When I was scanning down the lists of authors and works for this reading project, I'm sure I went right over Lucretius. The name sounds vaguely familiar but that's all. Even when I've talked to people about what I'm reading, the name 'Lucretius' only brings back a blank stare. (The same was true with Nichomachus!) So how did he get into the great books? Why should he still be read?
'The Nature of All Things' is very important for two related reasons. Firstly, it set up the questions for the scientific revolutions of the Enlightenment age. Lucretius firmly believed that everything was made up of atoms. Things so small that they were beyond the proof of the tools of the day. He had some idea of how they interacted with each other. He dismissed other prominent theories. Many, many scientists followed after him trying to prove or disprove his theories. It's easy to sit here hundreds of years later and say, well of course he was on to something, but there was an actual conflict over atomic theory and who knows what the path would have been if his poem wasn't found.

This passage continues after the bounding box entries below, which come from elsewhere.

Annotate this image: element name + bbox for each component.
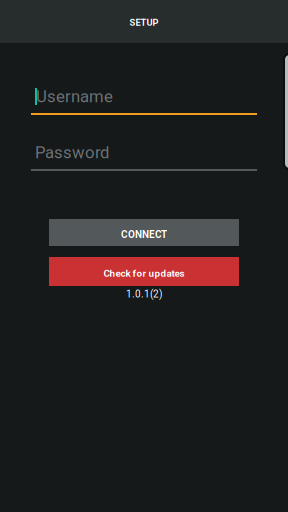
staticText: 1.0.1(2) (126, 288, 162, 300)
button[interactable]: Password (31, 144, 257, 171)
button[interactable]: Check for updates (49, 257, 239, 286)
staticText: Username (36, 87, 113, 106)
staticText: Password (35, 143, 109, 162)
staticText: SETUP (130, 17, 158, 28)
staticText: CONNECT (121, 229, 167, 240)
button[interactable]: Username (31, 88, 257, 115)
staticText: Check for updates (104, 268, 184, 279)
button[interactable]: CONNECT (49, 219, 239, 246)
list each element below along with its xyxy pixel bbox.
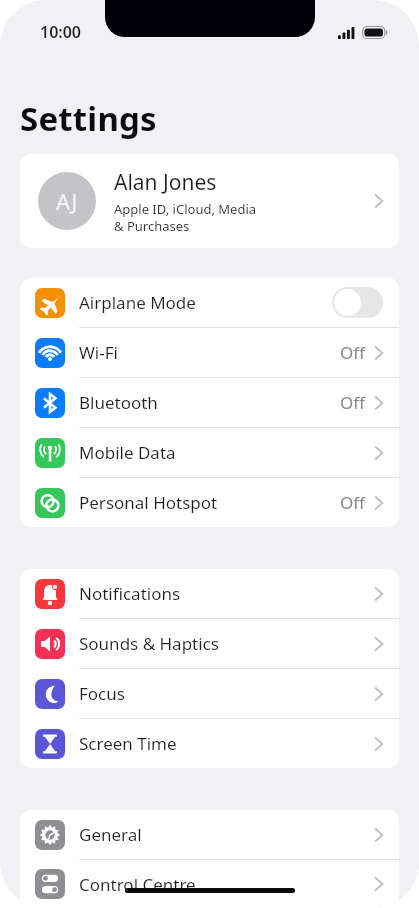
staticText: Bluetooth xyxy=(79,391,340,414)
staticText: 10:00 xyxy=(40,21,82,43)
staticText: Notifications xyxy=(79,582,374,605)
button[interactable]: Airplane Mode toggle xyxy=(332,287,383,318)
button[interactable]: Focus xyxy=(20,669,399,718)
button[interactable]: Bluetooth xyxy=(20,378,399,427)
staticText: Settings xyxy=(20,96,157,141)
staticText: Control Centre xyxy=(79,873,374,896)
button[interactable]: Personal Hotspot xyxy=(20,478,399,527)
staticText: Wi-Fi xyxy=(79,341,340,364)
staticText: AJ xyxy=(56,186,78,216)
staticText: Personal Hotspot xyxy=(79,491,340,514)
staticText: Focus xyxy=(79,682,374,705)
button[interactable]: Airplane Mode xyxy=(20,278,399,327)
staticText: Off xyxy=(340,341,365,364)
staticText: Sounds & Haptics xyxy=(79,632,374,655)
staticText: Screen Time xyxy=(79,732,374,755)
button[interactable]: AJ xyxy=(20,154,399,248)
staticText: General xyxy=(79,823,374,846)
button[interactable]: General xyxy=(20,810,399,859)
staticText: Apple ID, iCloud, Media & Purchases xyxy=(114,200,257,235)
button[interactable]: Sounds & Haptics xyxy=(20,619,399,668)
staticText: Alan Jones xyxy=(114,168,217,197)
button[interactable]: Control Centre xyxy=(20,860,399,908)
staticText: Airplane Mode xyxy=(79,291,332,314)
button[interactable]: Mobile Data xyxy=(20,428,399,477)
staticText: Mobile Data xyxy=(79,441,374,464)
staticText: Off xyxy=(340,391,365,414)
button[interactable]: Notifications xyxy=(20,569,399,618)
button[interactable]: Wi-Fi xyxy=(20,328,399,377)
staticText: Off xyxy=(340,491,365,514)
button[interactable]: Screen Time xyxy=(20,719,399,768)
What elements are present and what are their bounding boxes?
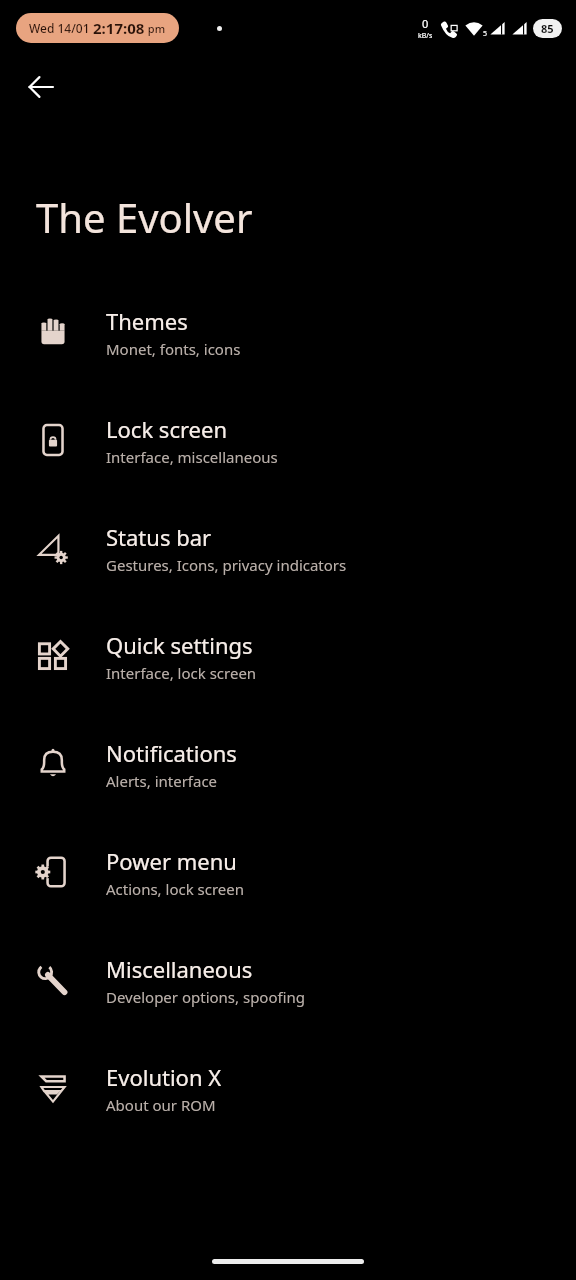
staticText: Themes — [106, 306, 188, 336]
staticText: Wed 14/01 — [29, 20, 93, 36]
staticText: Notifications — [106, 738, 237, 768]
staticText: Developer options, spoofing — [106, 987, 306, 1007]
staticText: 2:17:08 — [93, 18, 145, 38]
staticText: kB/s — [418, 31, 433, 41]
staticText: About our ROM — [106, 1095, 216, 1115]
button[interactable]: Miscellaneous — [0, 926, 576, 1034]
button[interactable]: Notifications — [0, 710, 576, 818]
staticText: Power menu — [106, 846, 237, 876]
staticText: Quick settings — [106, 630, 253, 660]
staticText: Evolution X — [106, 1062, 222, 1092]
button[interactable]: Evolution X — [0, 1034, 576, 1142]
staticText: Actions, lock screen — [106, 879, 245, 899]
staticText: 0 — [422, 16, 429, 31]
staticText: 85 — [541, 21, 554, 36]
staticText: Interface, lock screen — [106, 663, 257, 683]
staticText: Interface, miscellaneous — [106, 447, 278, 467]
button[interactable]: Power menu — [0, 818, 576, 926]
staticText: The Evolver — [36, 190, 253, 244]
staticText: pm — [145, 21, 166, 36]
staticText: Lock screen — [106, 414, 228, 444]
staticText: Miscellaneous — [106, 954, 253, 984]
staticText: Alerts, interface — [106, 771, 218, 791]
staticText: 5 — [483, 29, 488, 39]
staticText: Gestures, Icons, privacy indicators — [106, 555, 347, 575]
button[interactable]: Back — [10, 56, 72, 118]
button[interactable]: Themes — [0, 278, 576, 386]
button[interactable]: Quick settings — [0, 602, 576, 710]
staticText: Status bar — [106, 522, 212, 552]
staticText: Monet, fonts, icons — [106, 339, 241, 359]
button[interactable]: Lock screen — [0, 386, 576, 494]
button[interactable]: Status bar — [0, 494, 576, 602]
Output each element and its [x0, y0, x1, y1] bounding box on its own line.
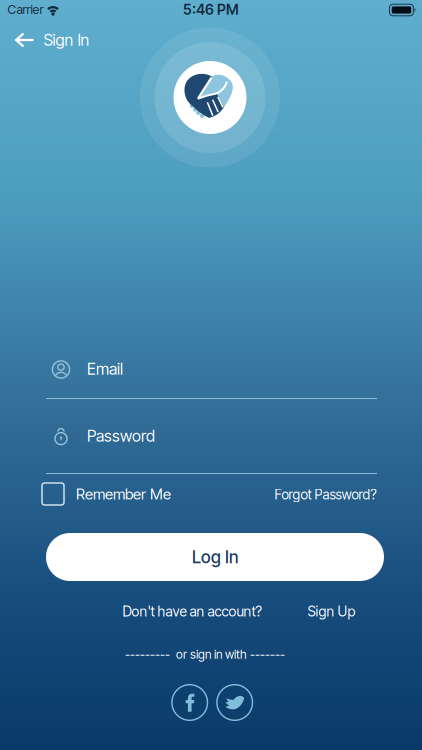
staticText: Email: [87, 359, 123, 379]
staticText: Don't have an account?: [122, 603, 262, 620]
button[interactable]: Log In: [46, 533, 384, 581]
staticText: --------- or sign in with -------: [125, 647, 285, 662]
staticText: Remember Me: [76, 485, 171, 503]
staticText: Forgot Password?: [274, 486, 376, 503]
button[interactable]: Password: [46, 415, 377, 474]
button[interactable]: Remember Me: [42, 483, 171, 505]
staticText: Sign Up: [308, 603, 356, 620]
button[interactable]: Sign in with Facebook: [172, 685, 208, 720]
staticText: Carrier: [8, 2, 44, 17]
button[interactable]: Sign In: [14, 30, 90, 50]
button[interactable]: Email: [46, 348, 377, 400]
button[interactable]: Forgot Password?: [176, 486, 376, 503]
button[interactable]: Sign Up: [308, 603, 356, 620]
staticText: 5:46 PM: [183, 1, 239, 18]
staticText: Log In: [192, 547, 238, 567]
button[interactable]: Sign in with Twitter: [217, 685, 252, 720]
staticText: Password: [87, 426, 155, 446]
staticText: Sign In: [44, 30, 90, 50]
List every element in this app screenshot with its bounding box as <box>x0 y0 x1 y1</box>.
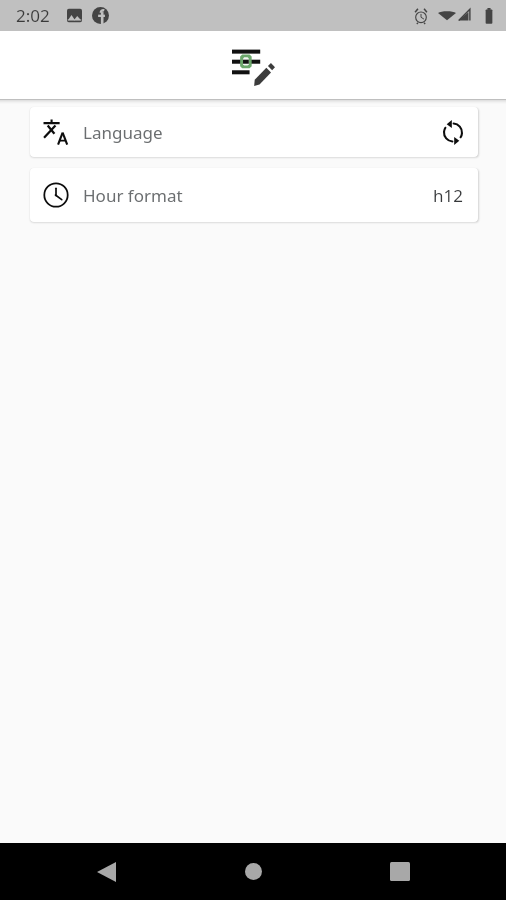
staticText: 2:02 <box>16 4 50 27</box>
button[interactable]: Hour format <box>30 168 478 222</box>
button[interactable]: Home <box>179 843 327 900</box>
staticText: Hour format <box>83 184 183 207</box>
button[interactable]: Recent apps <box>327 843 473 900</box>
staticText: Language <box>83 121 163 144</box>
staticText: h12 <box>433 184 463 207</box>
button[interactable]: Back <box>33 843 179 900</box>
button[interactable]: Language <box>30 107 478 157</box>
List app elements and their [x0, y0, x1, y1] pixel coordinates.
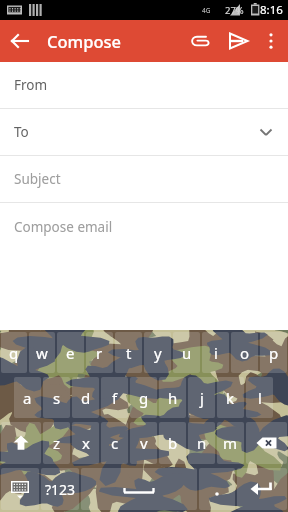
button[interactable]: To: [0, 109, 288, 156]
button[interactable]: Space: [81, 468, 197, 510]
button[interactable]: r: [86, 332, 113, 373]
button[interactable]: y: [144, 332, 171, 373]
button[interactable]: Attach file: [181, 22, 219, 60]
button[interactable]: Backspace: [246, 422, 287, 464]
button[interactable]: g: [130, 377, 157, 418]
button[interactable]: Period: [199, 468, 235, 510]
staticText: From: [14, 76, 48, 94]
button[interactable]: l: [246, 377, 273, 418]
staticText: Subject: [14, 170, 61, 188]
button[interactable]: w: [29, 332, 55, 373]
staticText: k: [226, 388, 235, 408]
button[interactable]: s: [43, 377, 70, 418]
button[interactable]: From: [0, 62, 288, 109]
button[interactable]: b: [159, 422, 186, 464]
staticText: 27%: [225, 4, 244, 17]
button[interactable]: d: [72, 377, 99, 418]
staticText: d: [81, 388, 91, 408]
button[interactable]: Shift: [1, 422, 41, 464]
staticText: c: [111, 433, 119, 453]
button[interactable]: Send: [219, 22, 257, 60]
button[interactable]: x: [72, 422, 99, 464]
staticText: t: [126, 343, 132, 363]
staticText: p: [269, 343, 279, 363]
staticText: Compose: [47, 30, 121, 52]
staticText: w: [36, 343, 48, 363]
button[interactable]: c: [101, 422, 128, 464]
button[interactable]: Enter: [237, 468, 287, 510]
button[interactable]: p: [260, 332, 287, 373]
button[interactable]: t: [115, 332, 142, 373]
button[interactable]: j: [188, 377, 215, 418]
staticText: o: [240, 343, 250, 363]
staticText: 8:16: [260, 2, 283, 18]
staticText: x: [82, 433, 90, 453]
button[interactable]: Back: [0, 20, 42, 62]
staticText: e: [66, 343, 75, 363]
button[interactable]: a: [14, 377, 41, 418]
staticText: g: [139, 388, 149, 408]
button[interactable]: z: [43, 422, 70, 464]
button[interactable]: f: [101, 377, 128, 418]
staticText: l: [258, 388, 262, 408]
button[interactable]: o: [231, 332, 258, 373]
button[interactable]: e: [57, 332, 84, 373]
button[interactable]: Change keyboard: [1, 468, 39, 510]
staticText: v: [140, 433, 148, 453]
button[interactable]: i: [202, 332, 229, 373]
staticText: s: [53, 388, 61, 408]
staticText: j: [200, 388, 204, 408]
staticText: 4G: [202, 6, 211, 15]
button[interactable]: u: [173, 332, 200, 373]
button[interactable]: k: [217, 377, 244, 418]
button[interactable]: Subject: [0, 156, 288, 203]
button[interactable]: Compose email: [0, 203, 288, 330]
staticText: y: [154, 343, 162, 363]
button[interactable]: q: [1, 332, 27, 373]
button[interactable]: m: [217, 422, 244, 464]
staticText: n: [197, 433, 207, 453]
staticText: q: [9, 343, 19, 363]
button[interactable]: v: [130, 422, 157, 464]
button[interactable]: n: [188, 422, 215, 464]
staticText: m: [223, 433, 238, 453]
staticText: i: [214, 343, 218, 363]
button[interactable]: h: [159, 377, 186, 418]
staticText: f: [112, 388, 118, 408]
staticText: h: [168, 388, 178, 408]
button[interactable]: More options: [257, 27, 285, 55]
staticText: b: [168, 433, 178, 453]
button[interactable]: ?123: [41, 468, 79, 510]
staticText: ?123: [45, 480, 76, 499]
staticText: z: [53, 433, 61, 453]
staticText: a: [23, 388, 32, 408]
staticText: r: [96, 343, 103, 363]
staticText: Compose email: [14, 218, 113, 236]
staticText: u: [182, 343, 192, 363]
staticText: To: [14, 123, 29, 141]
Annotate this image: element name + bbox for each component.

Which leads to the second part. The Humanists of the 14th and 15th century believed that they could recover the ancient glories of Rome if they understood how the Romans thought and what they believed. They worked hard to find lost works, including the writings of Lucretius. The Roman works led them to various Greek works and a repopularization of Aristotle and Plato. The Humanities was born, and shortly after followed the Renaissance, the Enlightenment and our modern age. We owe them much.